The Pasquotank County Sheriff's Office named Investigator Daniel Meads, Deputy Sheriff II Robert Morgan, and Corp. Aaron Lewellyn as the deputies who fired their weapons while trying to execute a search warrant at Mr Brown's home in Elizabeth City.
Since the shooting, three deputies have left the sheriff's office and seven others were placed on administrative leave.
Four of the deputies, who the sheriff's office claims did not fire their weapons, were reinstated to active duty, though body camera footage of the encounter has not yet been released.
Pasquotank County Sheriff Tommy Wooten named the deputies on Thursday.
“They will remain on administrative leave pending completion of the internal investigation and/or the criminal investigation being conducted by the State Bureau of Investigation,” Mr Wooten said.
Mr Brown's death sparked nation-wide outrage, and his family - after seeing a 20-second video of the shooting - called it an "execution."
Mr Wooten has asked for the body camera footage to be released, but a court ruling on Wednesday will prevent its release for at least 30 days, prompting outrage from the public and Mr Brown's family.
“I promised the citizens of this county I would be transparent and accountable in this matter.

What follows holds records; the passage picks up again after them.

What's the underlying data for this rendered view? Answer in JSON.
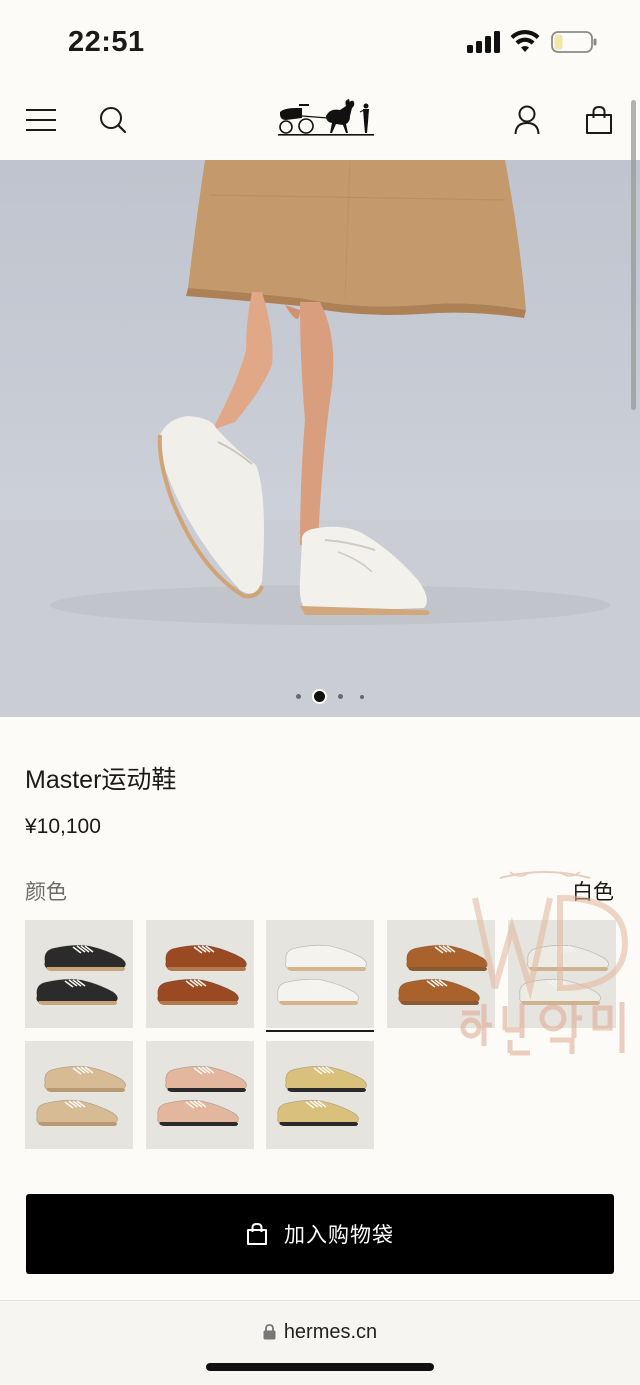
{
  "status_bar": {
    "time": "22:51"
  },
  "nav": {
    "menu_icon": "menu-icon",
    "search_icon": "search-icon",
    "logo": "hermes-carriage-logo",
    "account_icon": "user-icon",
    "bag_icon": "shopping-bag-icon"
  },
  "carousel": {
    "total_slides": 4,
    "active_index": 1
  },
  "product": {
    "title": "Master运动鞋",
    "price": "¥10,100",
    "color_label": "颜色",
    "selected_color": "白色"
  },
  "swatches": [
    {
      "name": "black",
      "shoe": "#2b2b2b",
      "sole": "#c9a57a"
    },
    {
      "name": "brown",
      "shoe": "#9a4a22",
      "sole": "#b07a4c"
    },
    {
      "name": "white",
      "shoe": "#f4f3ef",
      "sole": "#d6b38b",
      "selected": true
    },
    {
      "name": "tan",
      "shoe": "#a9622c",
      "sole": "#8a5a35"
    },
    {
      "name": "off-white",
      "shoe": "#ecebe4",
      "sole": "#cdb38f"
    },
    {
      "name": "beige",
      "shoe": "#d7bb94",
      "sole": "#b99a72"
    },
    {
      "name": "pink",
      "shoe": "#e3b69e",
      "sole": "#2a2a2a"
    },
    {
      "name": "yellow",
      "shoe": "#d9c07b",
      "sole": "#2a2a2a"
    }
  ],
  "cart": {
    "label": "加入购物袋",
    "icon": "shopping-bag-icon"
  },
  "browser": {
    "url": "hermes.cn",
    "icon": "lock-icon"
  },
  "watermark": {
    "letters": "WD",
    "korean": "하얀악마"
  }
}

I have been,” Mr Wooten said. “I asked the court to make the body camera footage public. I insisted on outside investigations to ensure impartiality. And now I’m releasing the names of the deputies on the scene. I’ll continue to be transparent whenever I can—without interfering in the independent investigations.”
Mr Brown's family's attorney said he had his hands on the steering wheel of his car when deputies shot and killed him.
Andrew Womble, Pasquotank County prosecutor, said Mr Brown's car "made contact with law enforcement" twice before he was shot.
However, an independent autopsy ordered by the family found that one of the shots was a "kill shot to the back of the head" that occurred while Mr Brown's hands were on the steering wheel.
On Tuesday, the FBI announced it was opening a federal civil rights investigation into the shooting to determine if any federal laws were violated during the encounter.
North Carolina's governor, Roy Cooper, has called for a special prosecutor to be assigned to ensure any "decision on pursuing criminal charges is conducted without bias.”